Materials and Methods
Detailed procedures related to cell culture, gene editing, biochemical procedures, mass spectrometry, microscopy and flow cytometry are described in SI Appendix, Materials and Methods. Statistical analyses were performed using MSstats and ggplot. All error bars represent standard error of the mean (SEM), and statistical significance was determined by T-tests, as specified in the corresponding figure legends.
Data and Material Availability Statement
Uncropped blots, light microscopy images, raw proteomic data and AF3 prediction PDB files will be deposited at Zenodo.org upon publication.
Acknowledgments
We thank members of the Harper lab for feedback. This work was funded by Aligning Science Across Parkinson’s (ASAP) (J.W.H.), NIH R01NS110395 and R01NS083524 (J.W.H.), the Warren Alpert Foundation (J.W.H.), NIH R01 GM132129 (J.A.P.), a Robin Reed Memorial Postdoctoral Fellowship (F.V.H.), and a Rubicon Postdoctoral Fellowship (M.A.G.-L.).
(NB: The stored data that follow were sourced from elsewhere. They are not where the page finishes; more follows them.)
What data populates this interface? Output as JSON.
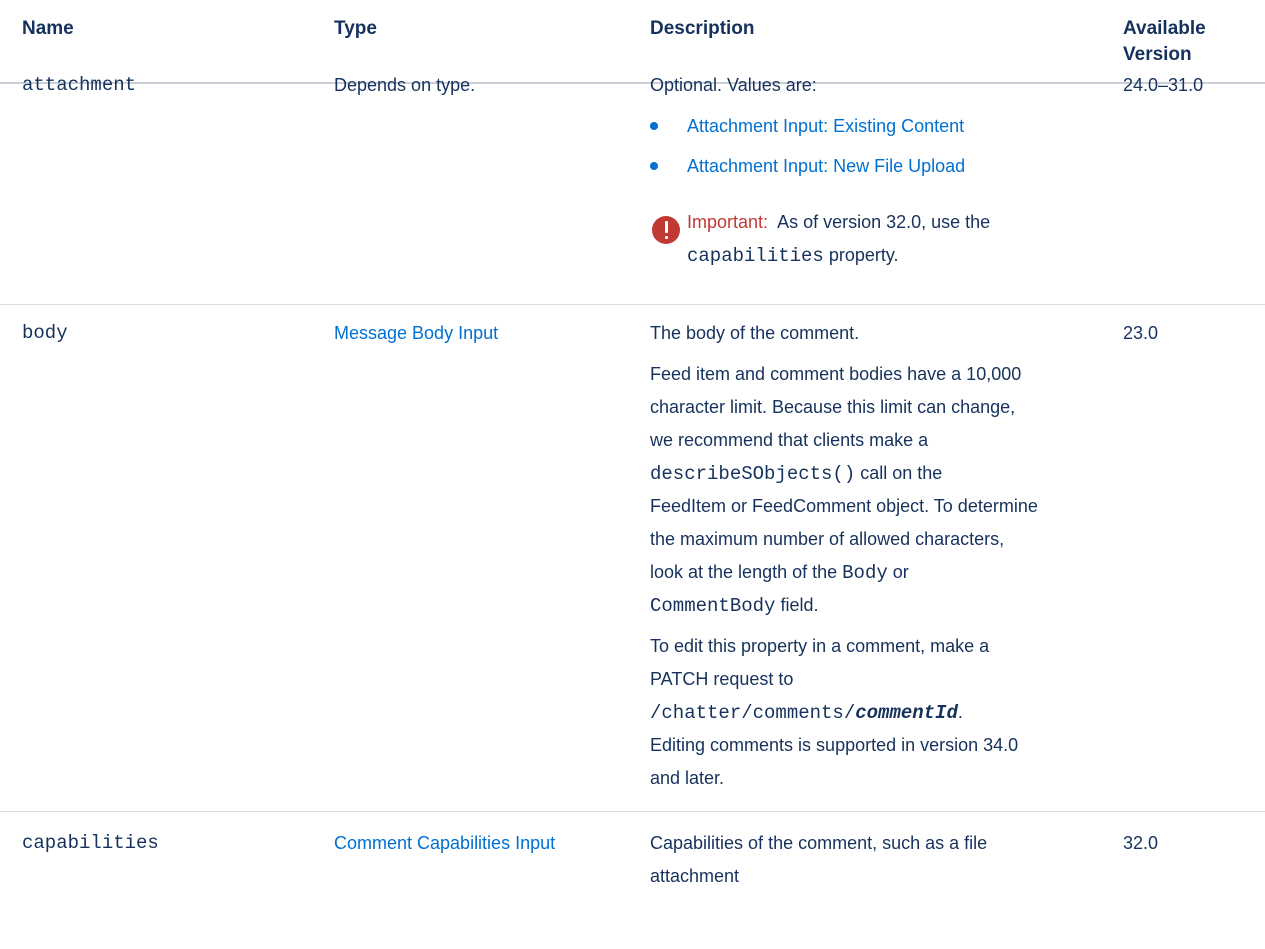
{
  "header": {
    "name": "Name",
    "type": "Type",
    "description": "Description",
    "version_line1": "Available",
    "version_line2": "Version"
  },
  "rows": [
    {
      "name": "attachment",
      "type": "Depends on type.",
      "desc_intro": "Optional. Values are:",
      "links": [
        "Attachment Input: Existing Content",
        "Attachment Input: New File Upload"
      ],
      "important_label": "Important:",
      "important_text_1": "As of version 32.0, use the",
      "important_code": "capabilities",
      "important_text_2": "property.",
      "version": "24.0–31.0"
    },
    {
      "name": "body",
      "type_link": "Message Body Input",
      "desc_1": "The body of the comment.",
      "desc_2_lines": [
        "Feed item and comment bodies have a 10,000",
        "character limit. Because this limit can change,",
        "we recommend that clients make a"
      ],
      "desc_2_code1": "describeSObjects()",
      "desc_2_after_code1": "call on the",
      "desc_2_lines_b": [
        "FeedItem or FeedComment object. To determine",
        "the maximum number of allowed characters,"
      ],
      "desc_2_pre_code2": "look at the length of the",
      "desc_2_code2": "Body",
      "desc_2_after_code2": "or",
      "desc_2_code3": "CommentBody",
      "desc_2_after_code3": "field.",
      "desc_3_lines": [
        "To edit this property in a comment, make a",
        "PATCH request to"
      ],
      "desc_3_code": "/chatter/comments/",
      "desc_3_code_param": "commentId",
      "desc_3_after": ".",
      "desc_3_tail": [
        "Editing comments is supported in version 34.0",
        "and later."
      ],
      "version": "23.0"
    },
    {
      "name": "capabilities",
      "type_link": "Comment Capabilities Input",
      "desc_lines": [
        "Capabilities of the comment, such as a file",
        "attachment"
      ],
      "version": "32.0"
    }
  ]
}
Michael J. Fox Foundation administers the grant ASAP-000282 on behalf of ASAP and itself. For the purpose of open access, the author has applied for a CC-BY public copyright license to the Author Accepted Manuscript (AAM) version arising from this submission. We acknowledge the Core for Imaging Technology and Education (CITE, Harvard Medical School) for imaging assistance.
Footnotes
Competing Interest Statement: J.W.H. is a co-founder of Caraway Therapeutics, a subsidiary of Merck & Co., Inc., Rahway, NJ, USA (Caraway) and is a scientific advisory board member for Lyterian Therapeutics. This publication is unrelated to these competing interests. All other authors have no competing interests to declare.